The upper level of the gallery houses Civil/Uncivil: The Art of Leo Twiggs, a retrospective of works created by a painter who experienced the civil rights movement firsthand. Twiggs, an Orangeburg native, was the first African American to receive a doctorate from the University of Georgia. While studying in Athens, Twiggs would drive through small towns to get from his hometown to school, and he was amazed by the number of antebellum houses flying Confederate flags. “Driving through those towns was like going back through time,” he says.
He began making his own flags utilizing batik, creating pieces akin to worn and tattered heirlooms that people would find in an old trunk. His flags became part of a series he created in the 1970s called “Commemorations,” which he later revisited in 1995. The exhibition will include images from these series, in addition to a series of paintings called “Targeted Man,” in which Twiggs explores the terror inflicted upon the African-American community by the Ku Klux Klan.
A few blocks away, the Gibbes Museum also hosts two drastically differing exhibitions focusing on the war. A Soldier’s View of Civil War Charleston features 19th century paintings by Confederate soldier Conrad Wise Chapman. Chapman sketched each of his scenes between 1863 and 1864, then developed them into paintings while on furlough in Rome in 1864. Six of the paintings are attributed to his father, who helped with the process.
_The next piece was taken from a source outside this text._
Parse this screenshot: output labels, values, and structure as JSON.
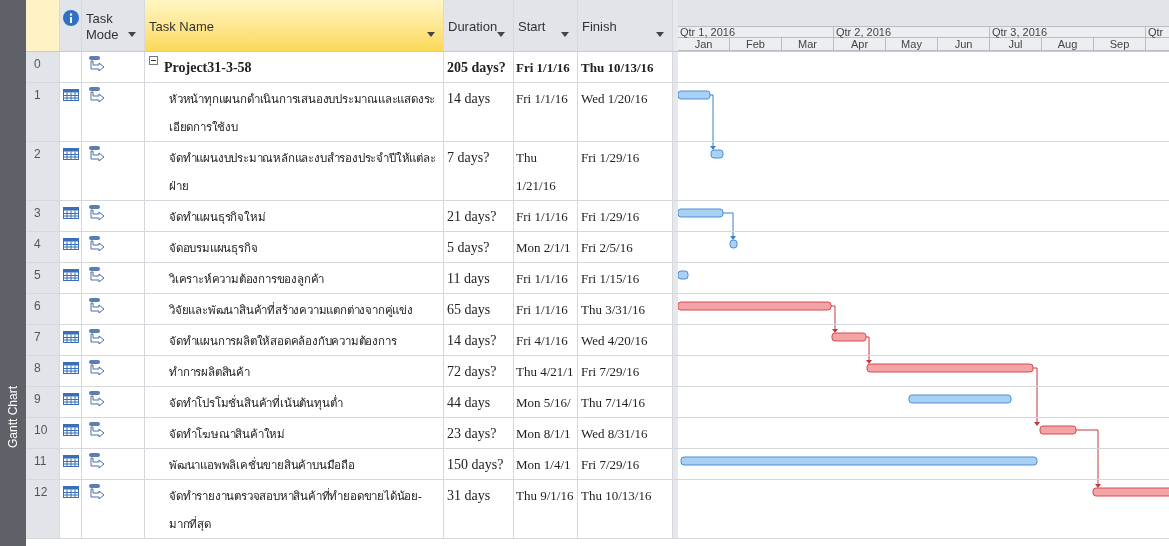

Pamela Wall, the Gibbes’ curator of exhibitions, points out that Chapman’s paintings give context to the historical sites around the harbor and allow us to visualize the events that took place here during the war.
The museum also investigates slavery with Stephen Marc: Passage on the Underground Railroad. Marc, a contemporary photographer, traveled across 30 states and through Canada to take images of more than 100 historical sites, including plantations, to help tell the story of the Underground Railroad. Through his use of photo montages, Marc’s images depict the slaves who traveled the railroad as well as the abolitionists who helped them along their journey. “Beyond documentation, Marc’s work examines how the past is manifest in the present and challenges viewers to consider the legacy of slavery in contemporary society,” Wall says.
Each of the exhibitions aim to inform viewers about the devastation and chaos of the war, reminding them how far the city of Charleston has come since that time. “We have an obligation to think of these things and not look away,” Moryl says. “All together, it makes you think about what’s really important in this world.”